Brasília – Os escândalos de corrupção no Brasil levaram a sociedade a fazer análises mais duras sobre crimes como pagamento de propina e lavagem de dinheiro. Tida como marco para o combate a essas ações, a Operação Lava-Jato, que completou quatro anos em março, desencadeou uma série de outras investigações. Mais que isso. Mudou a forma como a população, agentes públicos, de segurança e da Justiça encaram os esquemas.
Para especialistas, os números mostram a mudança de comportamento na sociedade, que se empoderou. Eles acreditam que a pressão popular fez com que instituições como a Polícia Federal (PF), o Ministério Público Federal (MPF), a Procuradoria-Geral da República (PGR) e o Supremo Tribunal Federal (STF) ficassem ainda mais rigorosos com essas apurações.
Para Cristiano Noronha, analista político da consultoria Arko Advice, muitos esquemas só foram descobertos a partir da colaboração de algum dos investigados com o MPF e a Polícia Federal — a famosa delação premiada. “A sociedade percebe que está havendo um aumento nos casos de corrupção por causa das investigações e das denúncias. Isso se deve, em parte, à colaboração dos investigados.” O cenário, diz Cristiano, reduz o nível de tolerância da sociedade. Para ele, a falta de convicção do brasileiro na política e os escândalos revelados nos últimos anos tendem a fortalecer os candidatos que levantarem a bandeira anticorrupção.

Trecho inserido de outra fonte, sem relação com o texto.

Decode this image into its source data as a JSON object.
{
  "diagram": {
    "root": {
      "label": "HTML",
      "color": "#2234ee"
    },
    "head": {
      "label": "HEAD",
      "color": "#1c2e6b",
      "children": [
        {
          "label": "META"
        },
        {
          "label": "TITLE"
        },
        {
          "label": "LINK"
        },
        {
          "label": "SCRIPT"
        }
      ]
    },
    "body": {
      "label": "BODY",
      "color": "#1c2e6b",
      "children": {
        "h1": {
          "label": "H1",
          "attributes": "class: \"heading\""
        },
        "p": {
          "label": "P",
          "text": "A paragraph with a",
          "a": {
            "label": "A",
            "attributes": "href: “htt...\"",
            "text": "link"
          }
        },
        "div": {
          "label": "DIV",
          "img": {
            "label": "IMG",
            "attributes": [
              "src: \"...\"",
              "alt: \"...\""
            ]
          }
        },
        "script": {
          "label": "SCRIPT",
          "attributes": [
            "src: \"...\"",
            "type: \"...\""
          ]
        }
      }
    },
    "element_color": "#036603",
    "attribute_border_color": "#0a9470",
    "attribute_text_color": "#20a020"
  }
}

Rui Tavares Maluf, cientista político da Universidade de São Paulo (USP), acredita que o aumento das operações reflete o aumento da parcela da sociedade que é intolerante com essas práticas. “Com operações bem-sucedidas, passa-se a ter mais informações, abre-se nova janela que não estava sendo vista antes. O número de pessoas inconformadas aumentou”, avalia.
Instrumentalizado
“Não é possível desarticular o combate à corrupção instrumentalizado no Brasil. Mesmo com a troca de comando de líderes de instituições dedicadas a esse trabalho”, explica Antônio José Barbosa, professor de história política contemporânea da Universidade de Brasília (UnB). Ele diz que as instituições só funcionam perfeitamente com pessoas que têm diferenças, idiossincrasias e interesses. “Essas diferenças não têm força para paralisar ou mesquinhar uma operação como a Lava-Jato. A sociedade não permitiria isso”, pondera.
Antônio acredita que ainda é cedo para se falar em mudança cultural, mas avalia que desde o mensalão (escândalo de corrupção envolvendo a compra de votos Congresso) e o petrolão (esquema de desvio e pagamentos de propina na Petrobras), algumas instituições mudaram sua forma de agir.
Exemplo disso foi quando o ex-procurador-geral da República Rodrigo Janot criticou a sucessora, Raquel Dodge, de atrapalhar a Lava-Jato. Janot disse que Dodge e o ex-diretor da Polícia Federal Fernando Segóvia estavam dificultando as investigações da operação Lava Jato e desviando o foco de alguns políticos.
Mesmo com as acusações, Antônio destaca que ninguém “impediu” o combate à corrupção. “As diferenças de personalidade e de natureza de cada líder desses órgãos não são fortes suficientes para acabar o trabalho de combate à corrupção. Pode ter momento de maior visibilidade, outros de maior quietação, mas ele vai continuar incessantemente”, conclui.
Herança cultural
O sociólogo Antônio Carlos Mazzeo, professor da Universidade Estadual Paulista (Unesp), destaca que a corrupção está enraizada na cultura humana. Segundo ele, essa prática ficou mais comum com a acumulação de riqueza e propriedade privada. “A corrupção tem sido combatida ao longo dos séculos, sobretudo nas sociedades capitalistas que criaram leis e instituições que deram o mínimo controle”, explica.
No Brasil, a origem colonial – em que o país se ligava a uma metrópole decadente e corrupta — colaborou com esse perfil. “A corte, que se instalou no Rio de Janeiro, era muito corrupta. A corrupção é endêmica na sociedade brasileira”, acrescenta. Para ele, combate à corrupção tem que ser feito de modo que a população protagonize a discussão, do contrário há desvios. “Essa bandeira acaba sendo usada pelo político que quer fazer demagogia”, critica.